Built in 1896 by the Prussian immigrant turned one-time mayor of San Francisco and inveterate civic booster Adolf Sutro, the baths evoke a bygone era of leisure and public grandeur. In the 19th century, one could ride a trolley from downtown San Francisco to the still-wild coastal locale for 5 cents. The baths served the San Francisco public until they burned down in 1966.
Just beyond the baths, stop by Point Lobos, named for the lobos marinos — sealions — that once resided there. Now that original colony has moved around to the north side of the city, where it is still a tourist favorite at Pier 39.
Here is the westernmost point in The City, the reason for the name “Land’s End,” which is an echo of the more famous Land’s End in Cornwall, England. That Land’s End is also a westernmost point, with craggy bluffs, but instead of lovely nature hikes, it is privately owned, and has been developed into a theme park of sorts. This comparison serves to re-emphasize the wisdom of our leaving the British Commonwealth.
Continuing north, regain the bluff and the wide path through a recently restored native plant meadow. The trail here follows the old railroad bed of a long abandoned trolley line. Soon the greatest treasure of Land’s End will be yours: the illusion that you are miles and miles away from the hustle and bustle of the metropolis.

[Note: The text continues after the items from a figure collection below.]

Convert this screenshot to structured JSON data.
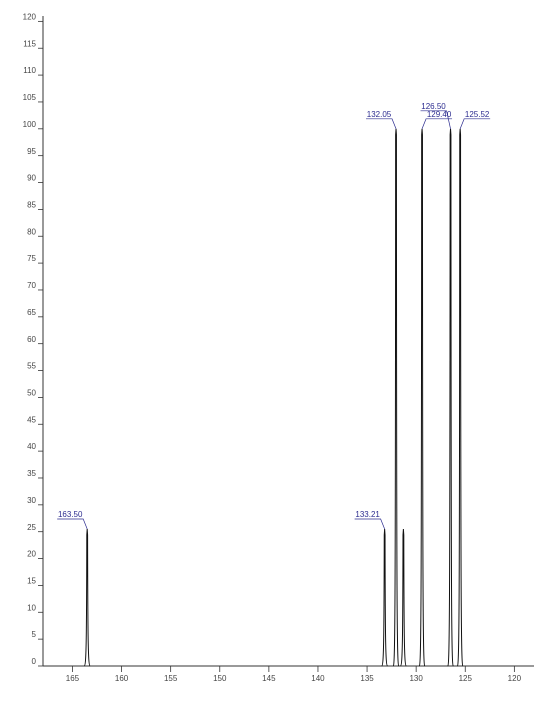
{
  "chart_data": {
    "type": "spectrum",
    "x": [
      163.5,
      133.21,
      132.05,
      131.3,
      129.4,
      126.5,
      125.52
    ],
    "values": [
      25.5,
      25.5,
      100,
      25.5,
      100,
      100,
      100
    ],
    "x_labels": [
      "163.50",
      "133.21",
      "132.05",
      null,
      "129.40",
      "126.50",
      "125.52"
    ],
    "color": "#111111",
    "label_color": "#2b2b8f",
    "xlim": [
      168,
      118
    ],
    "xticks": [
      165,
      160,
      155,
      150,
      145,
      140,
      135,
      130,
      125,
      120
    ],
    "ylim": [
      0,
      121
    ],
    "yticks": [
      0,
      5,
      10,
      15,
      20,
      25,
      30,
      35,
      40,
      45,
      50,
      55,
      60,
      65,
      70,
      75,
      80,
      85,
      90,
      95,
      100,
      105,
      110,
      115,
      120
    ]
  }
}
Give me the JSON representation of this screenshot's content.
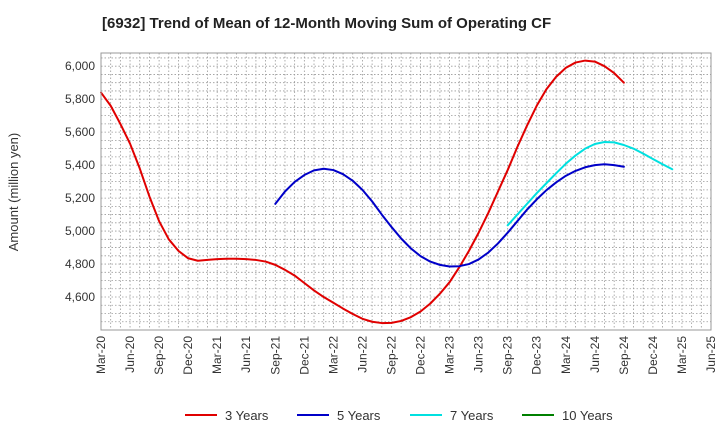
{
  "chart_data": {
    "type": "line",
    "title": "[6932]  Trend of Mean of 12-Month Moving Sum of Operating CF",
    "xlabel": "",
    "ylabel": "Amount (million yen)",
    "ylim": [
      4400,
      6080
    ],
    "yticks": [
      4600,
      4800,
      5000,
      5200,
      5400,
      5600,
      5800,
      6000
    ],
    "ytick_labels": [
      "4,600",
      "4,800",
      "5,000",
      "5,200",
      "5,400",
      "5,600",
      "5,800",
      "6,000"
    ],
    "x_labels": [
      "Mar-20",
      "Jun-20",
      "Sep-20",
      "Dec-20",
      "Mar-21",
      "Jun-21",
      "Sep-21",
      "Dec-21",
      "Mar-22",
      "Jun-22",
      "Sep-22",
      "Dec-22",
      "Mar-23",
      "Jun-23",
      "Sep-23",
      "Dec-23",
      "Mar-24",
      "Jun-24",
      "Sep-24",
      "Dec-24",
      "Mar-25",
      "Jun-25"
    ],
    "grid": true,
    "legend_position": "bottom",
    "series": [
      {
        "name": "3 Years",
        "color": "#e00000",
        "start_index": 0,
        "values": [
          5840,
          5760,
          5650,
          5530,
          5380,
          5210,
          5060,
          4950,
          4880,
          4835,
          4820,
          4825,
          4830,
          4832,
          4832,
          4830,
          4825,
          4815,
          4795,
          4765,
          4730,
          4685,
          4640,
          4600,
          4565,
          4530,
          4497,
          4468,
          4450,
          4442,
          4443,
          4455,
          4478,
          4512,
          4560,
          4620,
          4690,
          4780,
          4880,
          4990,
          5110,
          5240,
          5370,
          5510,
          5640,
          5760,
          5860,
          5935,
          5990,
          6022,
          6034,
          6028,
          6000,
          5958,
          5900
        ]
      },
      {
        "name": "5 Years",
        "color": "#0000c8",
        "start_index": 18,
        "values": [
          5165,
          5240,
          5298,
          5340,
          5368,
          5378,
          5370,
          5345,
          5305,
          5250,
          5180,
          5100,
          5025,
          4955,
          4895,
          4848,
          4815,
          4795,
          4785,
          4787,
          4800,
          4828,
          4870,
          4925,
          4990,
          5060,
          5130,
          5192,
          5248,
          5295,
          5335,
          5365,
          5387,
          5400,
          5405,
          5400,
          5390
        ]
      },
      {
        "name": "7 Years",
        "color": "#00e0e0",
        "start_index": 42,
        "values": [
          5035,
          5100,
          5165,
          5230,
          5290,
          5350,
          5408,
          5458,
          5500,
          5528,
          5540,
          5538,
          5522,
          5500,
          5470,
          5437,
          5405,
          5375
        ]
      },
      {
        "name": "10 Years",
        "color": "#008000",
        "start_index": 0,
        "values": []
      }
    ]
  }
}
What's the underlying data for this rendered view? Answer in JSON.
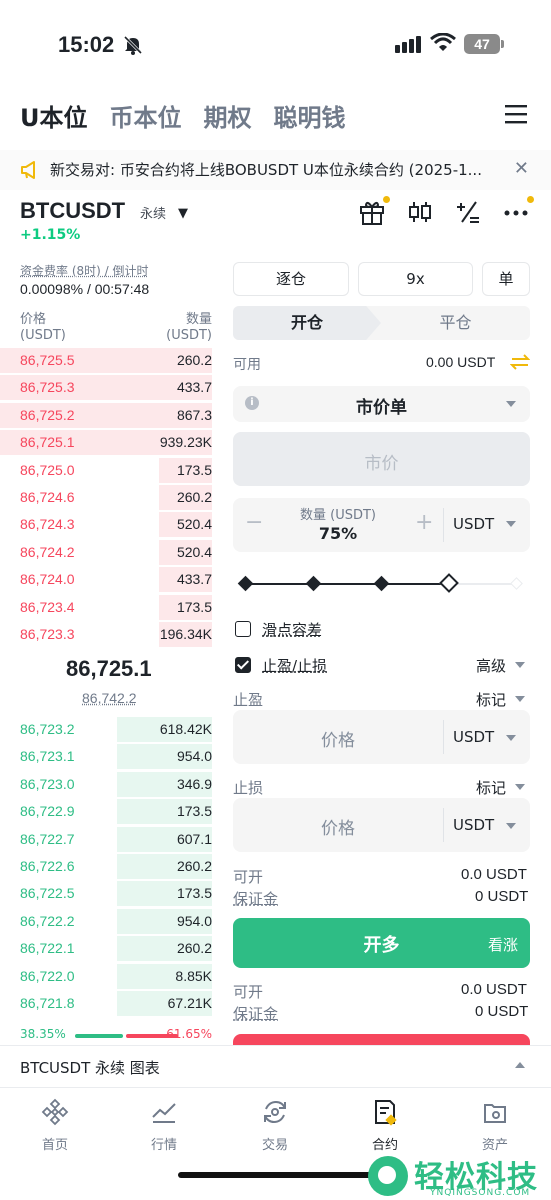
{
  "status": {
    "time": "15:02",
    "battery": "47"
  },
  "top_tabs": [
    "U本位",
    "币本位",
    "期权",
    "聪明钱"
  ],
  "notice": {
    "text": "新交易对: 币安合约将上线BOBUSDT U本位永续合约 (2025-1..."
  },
  "symbol": {
    "name": "BTCUSDT",
    "tag": "永续",
    "change": "+1.15%"
  },
  "funding": {
    "label": "资金费率 (8时) / 倒计时",
    "value": "0.00098% / 00:57:48"
  },
  "orderbook": {
    "price_header": "价格",
    "price_unit": "(USDT)",
    "qty_header": "数量",
    "qty_unit": "(USDT)",
    "asks": [
      {
        "price": "86,725.5",
        "qty": "260.2",
        "depth": 1.0
      },
      {
        "price": "86,725.3",
        "qty": "433.7",
        "depth": 1.0
      },
      {
        "price": "86,725.2",
        "qty": "867.3",
        "depth": 1.0
      },
      {
        "price": "86,725.1",
        "qty": "939.23K",
        "depth": 1.0
      },
      {
        "price": "86,725.0",
        "qty": "173.5",
        "depth": 0.25
      },
      {
        "price": "86,724.6",
        "qty": "260.2",
        "depth": 0.25
      },
      {
        "price": "86,724.3",
        "qty": "520.4",
        "depth": 0.25
      },
      {
        "price": "86,724.2",
        "qty": "520.4",
        "depth": 0.25
      },
      {
        "price": "86,724.0",
        "qty": "433.7",
        "depth": 0.25
      },
      {
        "price": "86,723.4",
        "qty": "173.5",
        "depth": 0.25
      },
      {
        "price": "86,723.3",
        "qty": "196.34K",
        "depth": 0.25
      }
    ],
    "mid_price": "86,725.1",
    "mark_price": "86,742.2",
    "bids": [
      {
        "price": "86,723.2",
        "qty": "618.42K",
        "depth": 0.45
      },
      {
        "price": "86,723.1",
        "qty": "954.0",
        "depth": 0.45
      },
      {
        "price": "86,723.0",
        "qty": "346.9",
        "depth": 0.45
      },
      {
        "price": "86,722.9",
        "qty": "173.5",
        "depth": 0.45
      },
      {
        "price": "86,722.7",
        "qty": "607.1",
        "depth": 0.45
      },
      {
        "price": "86,722.6",
        "qty": "260.2",
        "depth": 0.45
      },
      {
        "price": "86,722.5",
        "qty": "173.5",
        "depth": 0.45
      },
      {
        "price": "86,722.2",
        "qty": "954.0",
        "depth": 0.45
      },
      {
        "price": "86,722.1",
        "qty": "260.2",
        "depth": 0.45
      },
      {
        "price": "86,722.0",
        "qty": "8.85K",
        "depth": 0.45
      },
      {
        "price": "86,721.8",
        "qty": "67.21K",
        "depth": 0.45
      }
    ],
    "buy_ratio": "38.35%",
    "sell_ratio": "61.65%"
  },
  "panel": {
    "margin_mode": "逐仓",
    "leverage": "9x",
    "position_mode": "单",
    "open_label": "开仓",
    "close_label": "平仓",
    "available_label": "可用",
    "available_value": "0.00 USDT",
    "order_type": "市价单",
    "market_placeholder": "市价",
    "qty_label": "数量 (USDT)",
    "qty_value": "75%",
    "qty_unit": "USDT",
    "slider_fraction": 0.75,
    "slippage_label": "滑点容差",
    "tpsl_label": "止盈/止损",
    "advanced_label": "高级",
    "tp_label": "止盈",
    "sl_label": "止损",
    "mark_label": "标记",
    "price_placeholder": "价格",
    "price_unit": "USDT",
    "can_open_label": "可开",
    "can_open_value": "0.0 USDT",
    "margin_label": "保证金",
    "margin_value": "0 USDT",
    "long_button": "开多",
    "long_sub": "看涨"
  },
  "chartbar": {
    "text": "BTCUSDT 永续  图表"
  },
  "nav": [
    {
      "label": "首页",
      "icon": "home-icon"
    },
    {
      "label": "行情",
      "icon": "markets-icon"
    },
    {
      "label": "交易",
      "icon": "trade-icon"
    },
    {
      "label": "合约",
      "icon": "futures-icon"
    },
    {
      "label": "资产",
      "icon": "wallet-icon"
    }
  ],
  "watermark": {
    "big": "轻松科技",
    "small": "YNQINGSONG.COM"
  }
}
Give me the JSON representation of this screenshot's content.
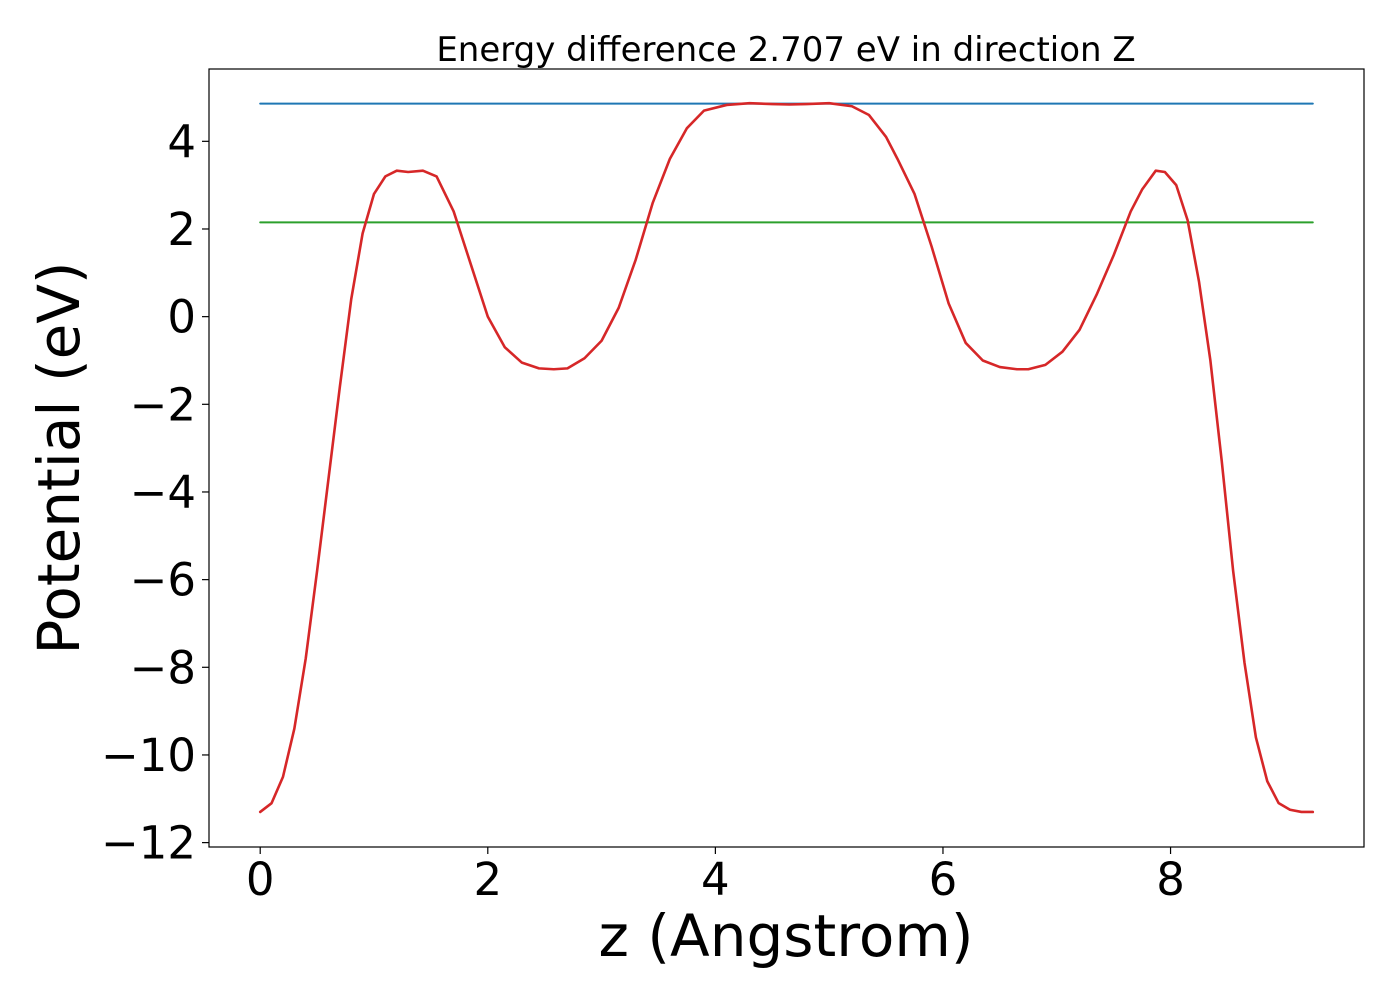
{
  "chart_data": {
    "type": "line",
    "title": "Energy difference 2.707 eV in direction Z",
    "xlabel": "z (Angstrom)",
    "ylabel": "Potential (eV)",
    "xlim": [
      -0.45,
      9.7
    ],
    "ylim": [
      -12.1,
      5.65
    ],
    "xticks": [
      0,
      2,
      4,
      6,
      8
    ],
    "xtick_labels": [
      "0",
      "2",
      "4",
      "6",
      "8"
    ],
    "yticks": [
      4,
      2,
      0,
      -2,
      -4,
      -6,
      -8,
      -10,
      -12
    ],
    "ytick_labels": [
      "4",
      "2",
      "0",
      "−2",
      "−4",
      "−6",
      "−8",
      "−10",
      "−12"
    ],
    "grid": false,
    "series": [
      {
        "color": "#1f77b4",
        "x": [
          0,
          9.25
        ],
        "y": [
          4.86,
          4.86
        ]
      },
      {
        "color": "#2ca02c",
        "x": [
          0,
          9.25
        ],
        "y": [
          2.15,
          2.15
        ]
      },
      {
        "color": "#d62728",
        "x": [
          0.0,
          0.1,
          0.2,
          0.3,
          0.4,
          0.5,
          0.6,
          0.7,
          0.8,
          0.9,
          1.0,
          1.1,
          1.2,
          1.3,
          1.43,
          1.55,
          1.7,
          1.85,
          2.0,
          2.15,
          2.3,
          2.45,
          2.58,
          2.7,
          2.85,
          3.0,
          3.15,
          3.3,
          3.45,
          3.6,
          3.75,
          3.9,
          4.1,
          4.3,
          4.5,
          4.65,
          4.8,
          5.0,
          5.2,
          5.35,
          5.5,
          5.6,
          5.75,
          5.9,
          6.05,
          6.2,
          6.35,
          6.5,
          6.65,
          6.75,
          6.9,
          7.05,
          7.2,
          7.35,
          7.5,
          7.65,
          7.75,
          7.87,
          7.95,
          8.05,
          8.15,
          8.25,
          8.35,
          8.45,
          8.55,
          8.65,
          8.75,
          8.85,
          8.95,
          9.05,
          9.15,
          9.25
        ],
        "y": [
          -11.3,
          -11.1,
          -10.5,
          -9.4,
          -7.8,
          -5.8,
          -3.7,
          -1.6,
          0.4,
          1.9,
          2.8,
          3.2,
          3.33,
          3.3,
          3.33,
          3.2,
          2.4,
          1.2,
          0.0,
          -0.7,
          -1.05,
          -1.18,
          -1.2,
          -1.18,
          -0.95,
          -0.55,
          0.2,
          1.3,
          2.6,
          3.6,
          4.3,
          4.7,
          4.83,
          4.87,
          4.85,
          4.84,
          4.85,
          4.87,
          4.8,
          4.6,
          4.1,
          3.6,
          2.8,
          1.6,
          0.3,
          -0.6,
          -1.0,
          -1.15,
          -1.2,
          -1.2,
          -1.1,
          -0.8,
          -0.3,
          0.5,
          1.4,
          2.4,
          2.9,
          3.33,
          3.3,
          3.0,
          2.2,
          0.8,
          -1.0,
          -3.3,
          -5.8,
          -7.9,
          -9.6,
          -10.6,
          -11.1,
          -11.25,
          -11.3,
          -11.3
        ]
      }
    ]
  }
}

Look out across the rolling waves crashing below, look north to the unspoiled Marin coastline, look south and see only crags and rocks awash in sea spray. Linger here in the middle section of the Land’s End trail; bask in the magic of the scene.
As you approach Mile Rock, the crowd will thin out, and the trail will become more rugged. A side path leads down worn steps to a rocky cove. Here, bonfires seem to be burning all day, and big boulders provide the adventuresome with ample opportunity for insecure scrambles above a cold watery fate, if one step proves to be more slippery than calculated.
These same rocks extend seaward, forming treacherous reefs that have been the site of numerous shipwrecks, to which an informational plaque attests. Gaze long and ponder the Conradesque dramas that unfolded here on some tragic foggy morn, and be thankful that your slippery rock episode will leave you only with wet shoes.
Return to the Coastal Trail, which presently wraps around to the north, offering views of the Golden Gate Bridge. As you approach the end of the 3.4 mile (5.5-kilometer) walk, you’ll again start to notice signs of civilization — more people, more cameras clicking and the occasional errant golf ball from the adjacent golf course, golf being the most civilized of all pastimes.
Retrace your steps back to Point Lobos Avenue, or return via the (actually quite beautiful) golf course and the Palace of the Legion of Honor, a lovely hilltop museum that may contain paintings of coastal bluffs almost as beautiful as the majestic Land’s End coastal bluffs just beyond its manicured lawns.